As he climbs into the cockpit a reporter for Top Gear comes scuttling up.  “What’s with the stubby little wings?” he asks.  “They look like spoilers, but they’re curved like aircraft wings – how on earth are you going to keep them from lofting the car into the air?”

“Watch and learn,” Evans says.  “Keep clear of the explosives.”

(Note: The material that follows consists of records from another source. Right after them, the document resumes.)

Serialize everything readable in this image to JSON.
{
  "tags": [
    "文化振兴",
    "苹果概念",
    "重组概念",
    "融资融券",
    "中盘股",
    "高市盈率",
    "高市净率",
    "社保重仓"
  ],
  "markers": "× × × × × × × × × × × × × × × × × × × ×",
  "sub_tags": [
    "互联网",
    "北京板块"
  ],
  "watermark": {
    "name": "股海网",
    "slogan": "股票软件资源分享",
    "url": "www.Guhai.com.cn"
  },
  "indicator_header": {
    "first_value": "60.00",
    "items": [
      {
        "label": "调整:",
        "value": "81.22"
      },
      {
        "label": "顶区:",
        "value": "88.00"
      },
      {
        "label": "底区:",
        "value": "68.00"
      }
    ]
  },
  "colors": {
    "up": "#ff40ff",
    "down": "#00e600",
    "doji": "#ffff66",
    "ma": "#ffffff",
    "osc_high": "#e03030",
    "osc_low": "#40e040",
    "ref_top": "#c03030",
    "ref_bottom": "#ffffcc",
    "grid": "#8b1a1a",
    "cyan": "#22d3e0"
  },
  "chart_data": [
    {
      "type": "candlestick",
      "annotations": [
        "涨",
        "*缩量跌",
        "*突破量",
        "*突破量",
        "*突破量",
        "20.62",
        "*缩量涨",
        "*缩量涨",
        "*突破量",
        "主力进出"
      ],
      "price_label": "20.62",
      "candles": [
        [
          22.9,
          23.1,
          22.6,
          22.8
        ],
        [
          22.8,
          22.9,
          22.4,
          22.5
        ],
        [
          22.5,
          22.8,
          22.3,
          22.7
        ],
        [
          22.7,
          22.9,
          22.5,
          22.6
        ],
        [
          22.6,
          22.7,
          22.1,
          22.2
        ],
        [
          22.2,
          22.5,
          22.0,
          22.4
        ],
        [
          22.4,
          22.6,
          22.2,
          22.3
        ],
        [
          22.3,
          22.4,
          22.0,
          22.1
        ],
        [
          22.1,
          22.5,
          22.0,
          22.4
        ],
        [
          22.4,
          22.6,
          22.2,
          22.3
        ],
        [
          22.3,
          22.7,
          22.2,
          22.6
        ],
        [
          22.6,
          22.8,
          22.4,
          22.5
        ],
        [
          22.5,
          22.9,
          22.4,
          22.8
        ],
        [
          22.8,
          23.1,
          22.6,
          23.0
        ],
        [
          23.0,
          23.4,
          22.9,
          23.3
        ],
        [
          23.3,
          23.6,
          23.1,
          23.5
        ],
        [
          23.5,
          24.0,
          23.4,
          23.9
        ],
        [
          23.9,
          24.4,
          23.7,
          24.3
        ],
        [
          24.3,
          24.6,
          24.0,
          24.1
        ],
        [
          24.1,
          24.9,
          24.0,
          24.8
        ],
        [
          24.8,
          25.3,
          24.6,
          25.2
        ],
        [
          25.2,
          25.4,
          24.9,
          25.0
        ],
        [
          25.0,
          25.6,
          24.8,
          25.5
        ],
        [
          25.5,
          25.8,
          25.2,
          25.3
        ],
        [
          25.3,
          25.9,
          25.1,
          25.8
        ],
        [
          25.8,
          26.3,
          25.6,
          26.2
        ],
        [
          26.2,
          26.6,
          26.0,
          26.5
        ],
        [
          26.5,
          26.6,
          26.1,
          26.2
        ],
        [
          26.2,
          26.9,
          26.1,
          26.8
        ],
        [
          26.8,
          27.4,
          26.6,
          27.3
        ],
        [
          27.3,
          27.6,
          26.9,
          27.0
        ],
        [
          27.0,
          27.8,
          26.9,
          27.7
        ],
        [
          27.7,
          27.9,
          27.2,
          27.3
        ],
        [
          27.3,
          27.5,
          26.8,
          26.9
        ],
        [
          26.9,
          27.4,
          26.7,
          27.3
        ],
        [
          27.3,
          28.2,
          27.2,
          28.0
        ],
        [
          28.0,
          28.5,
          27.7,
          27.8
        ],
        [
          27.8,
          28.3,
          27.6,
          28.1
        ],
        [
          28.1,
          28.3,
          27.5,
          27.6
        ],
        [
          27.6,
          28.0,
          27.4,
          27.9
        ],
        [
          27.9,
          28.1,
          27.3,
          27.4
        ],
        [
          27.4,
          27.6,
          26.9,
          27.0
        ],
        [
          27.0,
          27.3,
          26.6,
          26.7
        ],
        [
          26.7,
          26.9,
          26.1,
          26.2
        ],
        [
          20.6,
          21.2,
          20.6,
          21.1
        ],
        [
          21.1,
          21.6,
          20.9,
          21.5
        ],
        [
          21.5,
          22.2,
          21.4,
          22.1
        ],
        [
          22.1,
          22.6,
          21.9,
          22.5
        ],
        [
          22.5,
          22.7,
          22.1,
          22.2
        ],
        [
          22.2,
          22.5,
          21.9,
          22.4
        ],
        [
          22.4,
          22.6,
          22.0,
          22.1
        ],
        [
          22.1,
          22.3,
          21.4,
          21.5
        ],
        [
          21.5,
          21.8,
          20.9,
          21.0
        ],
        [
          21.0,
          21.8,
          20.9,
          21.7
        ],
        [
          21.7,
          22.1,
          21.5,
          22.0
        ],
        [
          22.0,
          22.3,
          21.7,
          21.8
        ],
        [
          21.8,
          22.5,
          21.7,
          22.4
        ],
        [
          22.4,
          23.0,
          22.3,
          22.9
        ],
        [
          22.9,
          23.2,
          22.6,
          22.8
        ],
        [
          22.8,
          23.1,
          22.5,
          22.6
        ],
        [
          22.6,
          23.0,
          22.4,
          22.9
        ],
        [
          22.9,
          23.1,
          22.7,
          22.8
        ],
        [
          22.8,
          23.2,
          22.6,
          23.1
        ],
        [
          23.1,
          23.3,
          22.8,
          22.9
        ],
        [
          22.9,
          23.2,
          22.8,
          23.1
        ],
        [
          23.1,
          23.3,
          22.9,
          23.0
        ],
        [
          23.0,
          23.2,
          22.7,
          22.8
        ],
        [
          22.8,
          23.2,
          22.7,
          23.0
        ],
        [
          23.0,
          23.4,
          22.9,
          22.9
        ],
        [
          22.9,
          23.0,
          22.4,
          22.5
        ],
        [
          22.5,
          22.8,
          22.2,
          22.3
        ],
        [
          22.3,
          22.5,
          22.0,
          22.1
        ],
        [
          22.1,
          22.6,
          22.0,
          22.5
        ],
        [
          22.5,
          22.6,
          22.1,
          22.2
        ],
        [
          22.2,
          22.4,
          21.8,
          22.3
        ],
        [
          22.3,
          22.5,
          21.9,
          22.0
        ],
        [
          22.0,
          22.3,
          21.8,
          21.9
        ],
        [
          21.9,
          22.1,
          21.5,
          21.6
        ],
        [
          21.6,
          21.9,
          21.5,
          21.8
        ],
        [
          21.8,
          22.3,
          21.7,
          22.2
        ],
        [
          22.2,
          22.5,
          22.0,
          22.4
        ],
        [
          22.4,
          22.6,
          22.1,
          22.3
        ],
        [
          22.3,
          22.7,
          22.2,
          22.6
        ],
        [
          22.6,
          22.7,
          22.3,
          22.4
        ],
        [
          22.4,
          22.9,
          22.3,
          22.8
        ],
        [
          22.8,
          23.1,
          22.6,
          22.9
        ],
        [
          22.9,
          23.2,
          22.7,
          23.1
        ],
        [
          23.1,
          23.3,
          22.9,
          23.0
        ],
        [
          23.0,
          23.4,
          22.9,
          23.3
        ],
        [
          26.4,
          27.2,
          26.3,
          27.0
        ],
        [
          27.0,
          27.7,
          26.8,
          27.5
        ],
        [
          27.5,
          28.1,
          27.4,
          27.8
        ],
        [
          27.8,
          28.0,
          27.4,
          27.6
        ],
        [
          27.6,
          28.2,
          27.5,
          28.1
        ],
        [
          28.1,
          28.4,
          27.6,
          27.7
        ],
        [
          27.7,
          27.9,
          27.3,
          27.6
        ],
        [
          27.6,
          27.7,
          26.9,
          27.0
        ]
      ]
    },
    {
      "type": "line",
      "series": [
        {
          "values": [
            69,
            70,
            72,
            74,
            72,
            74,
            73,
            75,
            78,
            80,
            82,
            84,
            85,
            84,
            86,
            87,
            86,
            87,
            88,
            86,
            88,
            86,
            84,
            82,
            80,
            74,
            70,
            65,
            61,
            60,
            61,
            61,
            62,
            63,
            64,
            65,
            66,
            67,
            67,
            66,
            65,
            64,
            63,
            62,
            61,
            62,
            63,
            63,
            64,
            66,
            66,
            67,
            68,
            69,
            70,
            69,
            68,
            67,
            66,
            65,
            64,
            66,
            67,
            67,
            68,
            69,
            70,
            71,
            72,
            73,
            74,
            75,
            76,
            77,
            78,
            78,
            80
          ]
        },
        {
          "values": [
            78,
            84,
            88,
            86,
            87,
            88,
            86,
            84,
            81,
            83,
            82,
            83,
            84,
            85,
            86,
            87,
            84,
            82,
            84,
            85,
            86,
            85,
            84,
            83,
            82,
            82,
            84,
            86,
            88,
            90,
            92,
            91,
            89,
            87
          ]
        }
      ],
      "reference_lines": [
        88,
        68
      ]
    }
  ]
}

“Explosives?” an alarmed voice says as he slams the hatch.  But even as he’s buckling himself in and powering up the engine, Evans’ thoughts are focused on the goal line far across the ancient lake bed.  At the speeds he’s contemplating, ten miles will be traversed in less than thirty seconds.  The world-encompassing rumble of his engine wraps itself around him, growing warmer and louder with each passing second.  He guns the engine and then, as everything reaches optimum, floors the accelerator.

As the car leaps forward, timed explosives go off to either side of the track, blasting away the air and creating a ten-mile-long tunnel of vacuum through which the Daft Punk soars.  Without the air there is nothing to lift the car off the surface of the earth.  Nor does he have to contend with the turbulence of breaking the sound barrier.

He just goes.

In less time than it takes to realize it’s happened, the Daft Punk crosses the finish line.  Computers relay the telemetry to his car’s dashboard:   1,557.034 miles per hour, well over Mach 2 and twice the speed of the old record!

Evans reaches the end of the lake just as the air blasted away by the explosives comes slamming back, flipping the car high off the surface.  It’s here that the stubby little wings come into play, leveling out the flight, putting it into his control,  holding the nose steady at forty-five degrees and rising fast.

Which is when Evans hits the afterburner and heads for orbit.

*

Above:  As long as Marianne and I were at Cape May Point, we did a little birding.

1 comment:

Unknown said...

That was so COOL!
Just didn't expect the vacuum, etc. at all. Nicely done!